Lo confermano gli addetti ai lavori: «Non si trovano locazioni libere». Però poi, a guardare bene, si nota che le case non mancano in termini assoluti. Ce ne sono un po' ovunque nel Bellunese, e sono in numero maggiore anche rispetto ai residenti. Allora il problema è un altro: mancano piuttosto le case a disposizione, quelle abitabili, in affitto. È l'effetto "collaterale" di essere un territorio turistico: molti immobili, spesso realizzati negli anni in cui i Comuni di montagna dovevano scegliere urbanisticamente parlando - se optare per la vocazione alberghiera o quella di villeggiatura, e molti si sono indirizzati verso le seconde case.

La conferma arriva dai dati Istat (aggiornati al 2023) rielaborati da OpenPolis (la fondazione indipendente e senza scopo di lucro che promuove progetti per l'accesso alle informazioni pubbliche, la trasparenza e la partecipazione democratica).

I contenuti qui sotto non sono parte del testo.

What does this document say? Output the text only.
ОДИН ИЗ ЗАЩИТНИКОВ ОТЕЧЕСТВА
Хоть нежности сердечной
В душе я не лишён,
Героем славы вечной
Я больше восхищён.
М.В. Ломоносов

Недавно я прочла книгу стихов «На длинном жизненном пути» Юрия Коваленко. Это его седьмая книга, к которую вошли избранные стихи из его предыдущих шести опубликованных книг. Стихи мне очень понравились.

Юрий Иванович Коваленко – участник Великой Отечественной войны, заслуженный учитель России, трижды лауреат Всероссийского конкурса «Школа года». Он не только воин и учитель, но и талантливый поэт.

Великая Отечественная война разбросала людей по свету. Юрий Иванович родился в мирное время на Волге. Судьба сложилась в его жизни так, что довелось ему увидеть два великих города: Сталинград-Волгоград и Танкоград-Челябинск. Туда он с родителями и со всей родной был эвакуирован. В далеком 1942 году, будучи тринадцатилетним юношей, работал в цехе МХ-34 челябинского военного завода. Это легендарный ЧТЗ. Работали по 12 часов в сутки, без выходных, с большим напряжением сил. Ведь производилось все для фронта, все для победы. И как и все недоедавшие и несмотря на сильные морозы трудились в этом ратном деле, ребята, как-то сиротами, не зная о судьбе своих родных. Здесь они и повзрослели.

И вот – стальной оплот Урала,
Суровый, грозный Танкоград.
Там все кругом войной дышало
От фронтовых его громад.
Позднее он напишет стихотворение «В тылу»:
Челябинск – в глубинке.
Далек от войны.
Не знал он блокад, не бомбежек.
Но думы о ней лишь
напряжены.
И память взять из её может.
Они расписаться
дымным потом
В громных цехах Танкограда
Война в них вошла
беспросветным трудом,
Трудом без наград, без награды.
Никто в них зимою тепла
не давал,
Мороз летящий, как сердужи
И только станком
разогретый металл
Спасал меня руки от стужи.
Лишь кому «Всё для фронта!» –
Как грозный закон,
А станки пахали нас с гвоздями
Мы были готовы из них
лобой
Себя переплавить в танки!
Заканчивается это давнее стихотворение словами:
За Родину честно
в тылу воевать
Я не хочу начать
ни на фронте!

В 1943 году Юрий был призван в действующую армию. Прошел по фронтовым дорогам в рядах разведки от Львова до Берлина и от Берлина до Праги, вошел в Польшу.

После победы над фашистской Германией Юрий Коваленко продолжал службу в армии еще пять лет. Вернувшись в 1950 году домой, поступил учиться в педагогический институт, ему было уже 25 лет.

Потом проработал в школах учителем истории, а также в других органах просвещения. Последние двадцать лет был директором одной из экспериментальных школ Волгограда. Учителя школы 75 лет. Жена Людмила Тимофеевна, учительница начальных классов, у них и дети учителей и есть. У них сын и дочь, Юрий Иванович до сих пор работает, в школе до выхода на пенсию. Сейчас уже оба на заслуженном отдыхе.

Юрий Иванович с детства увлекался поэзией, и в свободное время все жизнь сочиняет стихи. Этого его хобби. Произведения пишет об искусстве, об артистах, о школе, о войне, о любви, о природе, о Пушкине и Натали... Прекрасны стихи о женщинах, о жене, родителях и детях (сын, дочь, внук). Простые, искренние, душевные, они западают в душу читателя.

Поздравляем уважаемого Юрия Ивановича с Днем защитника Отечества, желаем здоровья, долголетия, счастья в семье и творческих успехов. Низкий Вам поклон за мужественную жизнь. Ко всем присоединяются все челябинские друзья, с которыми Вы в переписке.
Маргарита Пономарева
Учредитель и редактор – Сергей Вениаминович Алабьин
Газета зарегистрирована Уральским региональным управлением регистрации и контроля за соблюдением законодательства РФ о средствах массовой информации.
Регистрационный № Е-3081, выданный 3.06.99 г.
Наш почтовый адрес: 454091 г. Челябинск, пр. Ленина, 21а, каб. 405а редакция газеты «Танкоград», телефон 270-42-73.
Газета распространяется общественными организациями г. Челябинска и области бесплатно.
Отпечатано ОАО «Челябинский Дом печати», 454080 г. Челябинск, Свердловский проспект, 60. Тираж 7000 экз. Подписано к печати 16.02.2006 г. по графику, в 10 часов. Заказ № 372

In provincia di Belluno sono censite 178.371 abitazioni, di cui 85.596 non occupate stabilmente. Significa che quasi una casa su due (il 47,9%, per l'esattezza) non è abitata. O meglio, non risulta come prima abitazione: sono soprattutto case delle vacanze; solo in misura minore si tratta di vecchi immobili effetto dello spopolamento della montagna - che non sono in condizioni abitabili, infatti il patrimonio edilizio del Veneto è abbastanza datato (il 29% delle case non occupate della regione è stato costruito entro il 1960, mentre il 32% dal 1961 al 1980; la situazione bellunese non è molto diversa, anzi rischia di essere addirittura peggiore se si guarda ai piccoli Comuni delle terre alte).